Rainey":264ab1zb said:
Sorry you lost the whole litter--I find it really hard to have young kits die off that way and have had no success trying to feed kits by hand when the doe won't or can't. When a first time doe has kits on the wire but then raises the litter successfully, we rebreed and she usually uses the nest box the second time around. When a doe doesn't feed a litter, we don't rebreed her. We did once, in our early days, and the second litter she kindled 11 and just 4 survived. (None of the first litter survived to leave the nest) After that, failure to feed the kits meant that doe was culled.
We bred that does 2 sisters and both were good mothers and we bred one for 3 years and the other for 5 so I wouldn't assume that the sister would fail to raise her litter.
That's our experience and our decision--hope it helps you figure out what you want to do. And hoping the other doe kindles and feeds her kits.

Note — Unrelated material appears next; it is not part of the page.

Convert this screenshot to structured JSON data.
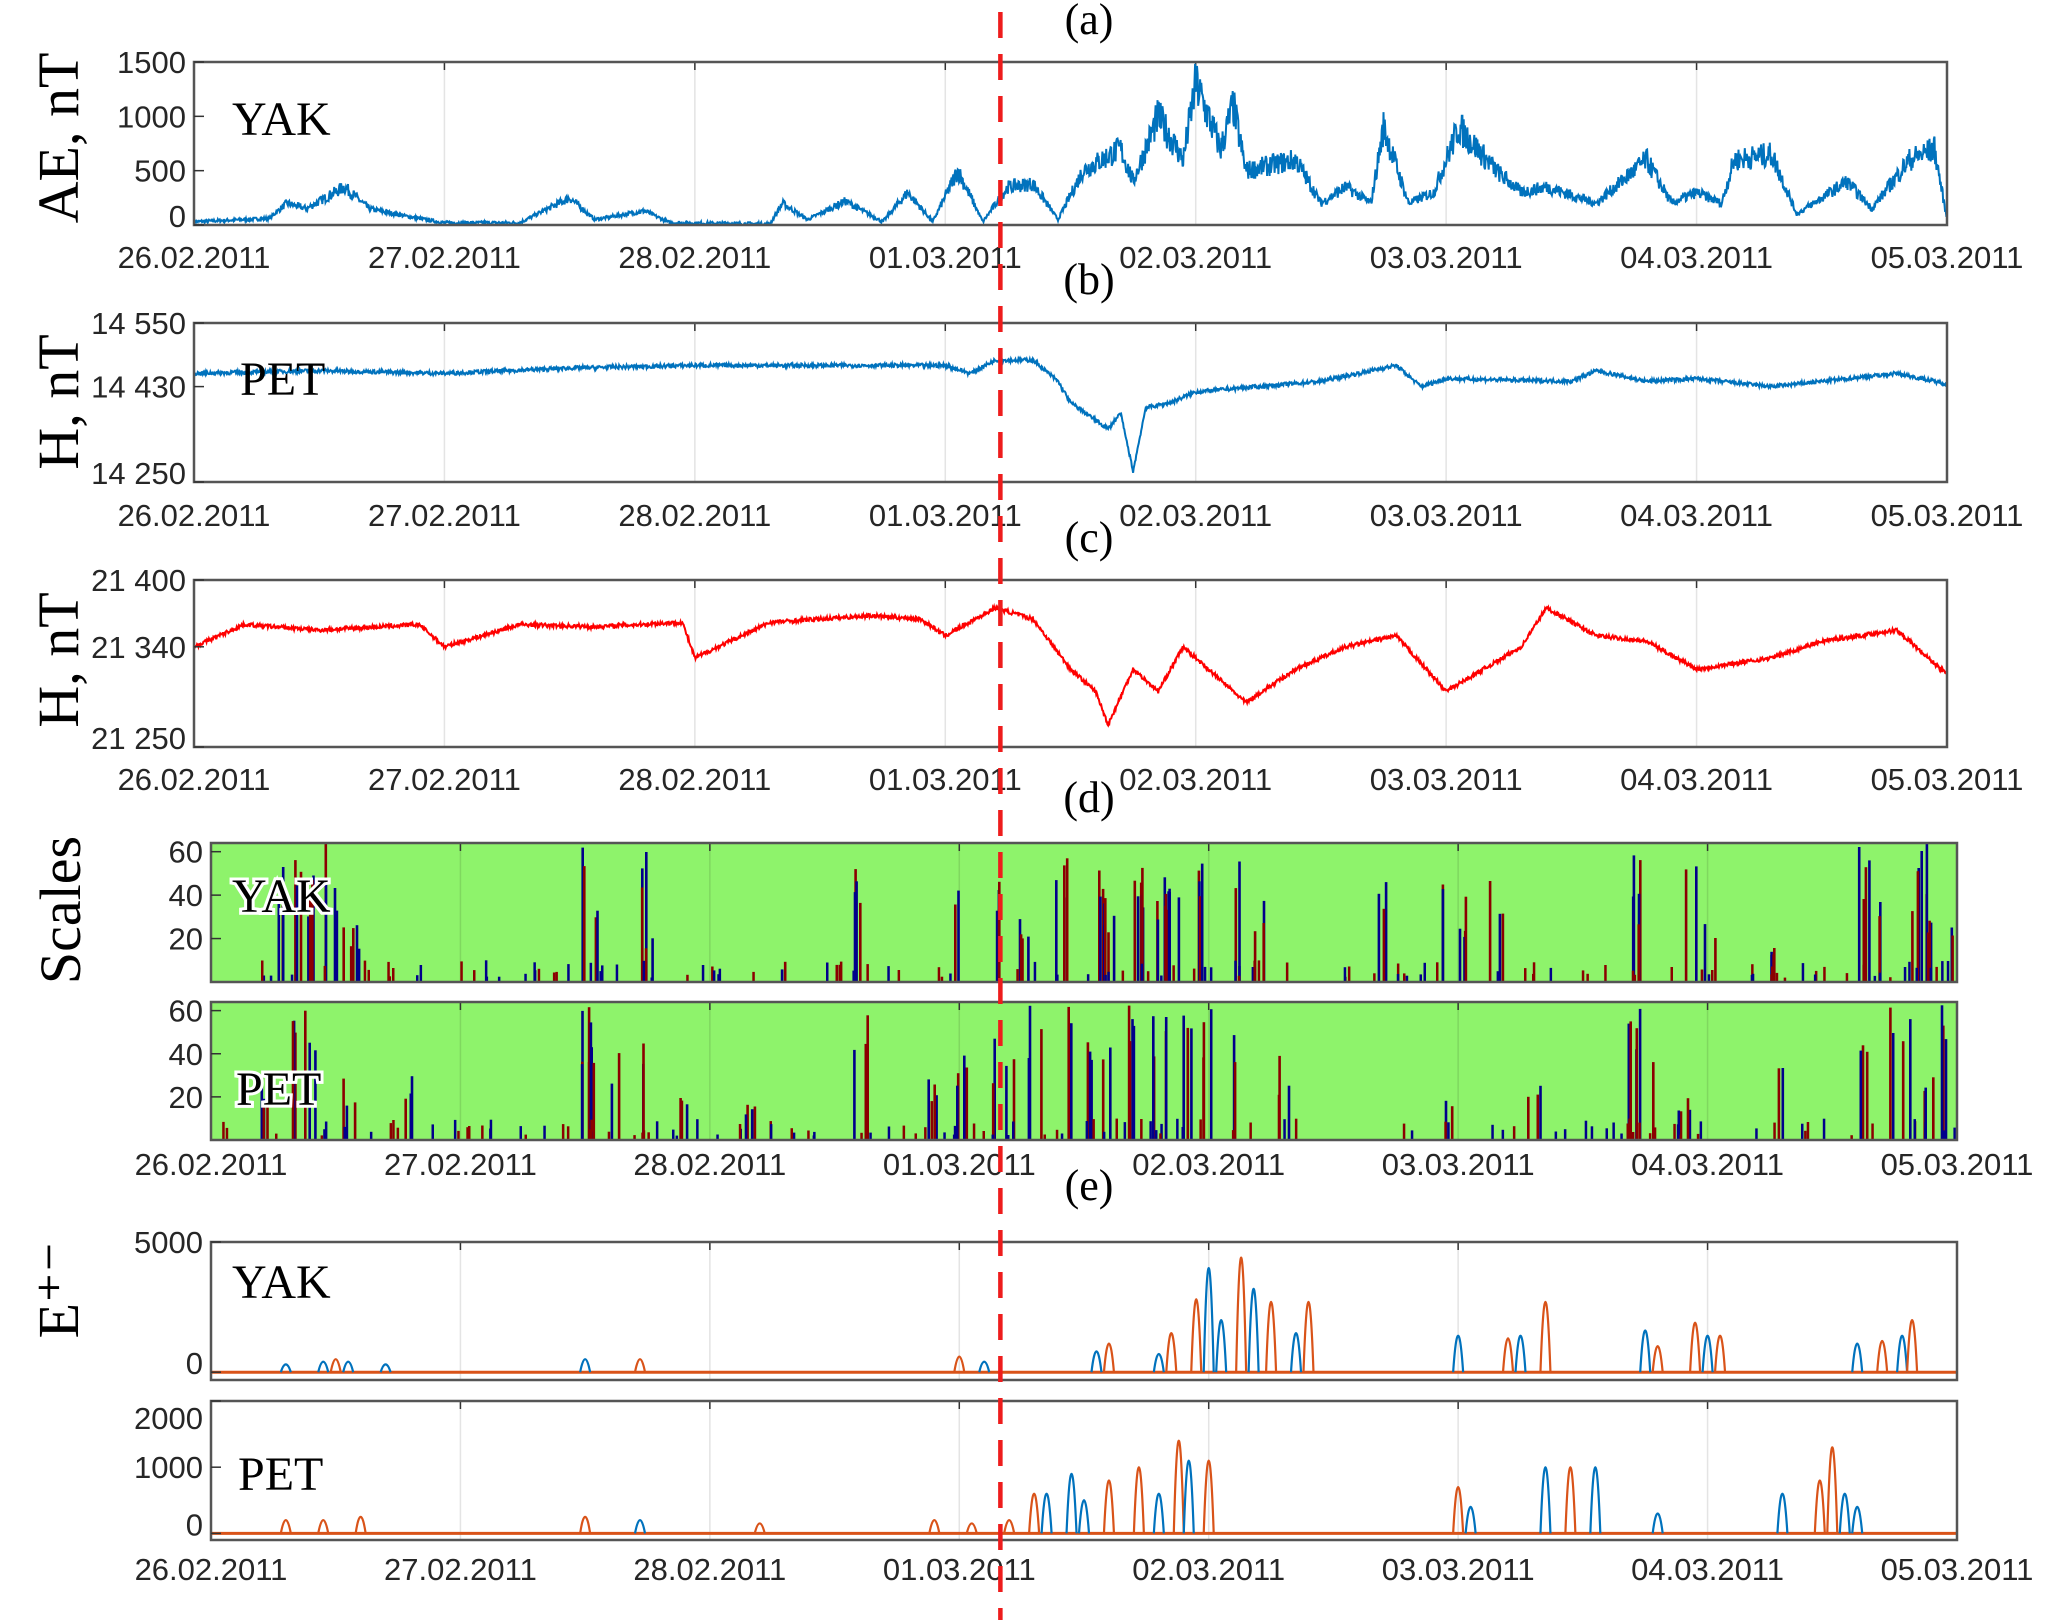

We are hoping she (sister) kindles here in a few days. She got the nestbox sat. Since it's getting a little cooler here (ohio) I lined the nestbox (we did the dropdown nest box style since we have flemish crosses (standard flamish not giants and found it hard with the litter from our one doe staying in the nestbox that was sat inside) with some cardboard strips of paper then the hay for nesting material. Ceylon (sister to freckles) has already done way more then her sister. She has fluffed the nesting material (I had it backed tight to make sure i got enough in just incase she was going to pull eating the hay too like her sister), hasn't ate any of it other then maybe whats at the top (i've noticed its the harder stuff always), and haven't seen any hair pulled yet but she still has a few days plus don't know 100% if she lifted enough to get caught (we did the whole leave her with the buck thing the person we got them from suggested cuz they said her mom is that way if you are standing there and normally only lifts in the evening).

Fingers crossed... cuz i don't want to go through what i did with the 2 kits we were trying to hand feed (they still wanted nothing to do with the bottle only mom) as they didn't make it and they were getting to the point wanting to climb into your hand and curl up to sleep.

I have learned from searching the forum what a kit looks like full and what the look like not feed. Sadly I noticed after a few days a few of them started to look like they had loose skin and a few were looking full. But I didn't know what I know now. So hopefully if that happens again with any doe we can catch it early so no kit has to suffer (I'm assuming the did) like our first kit set did.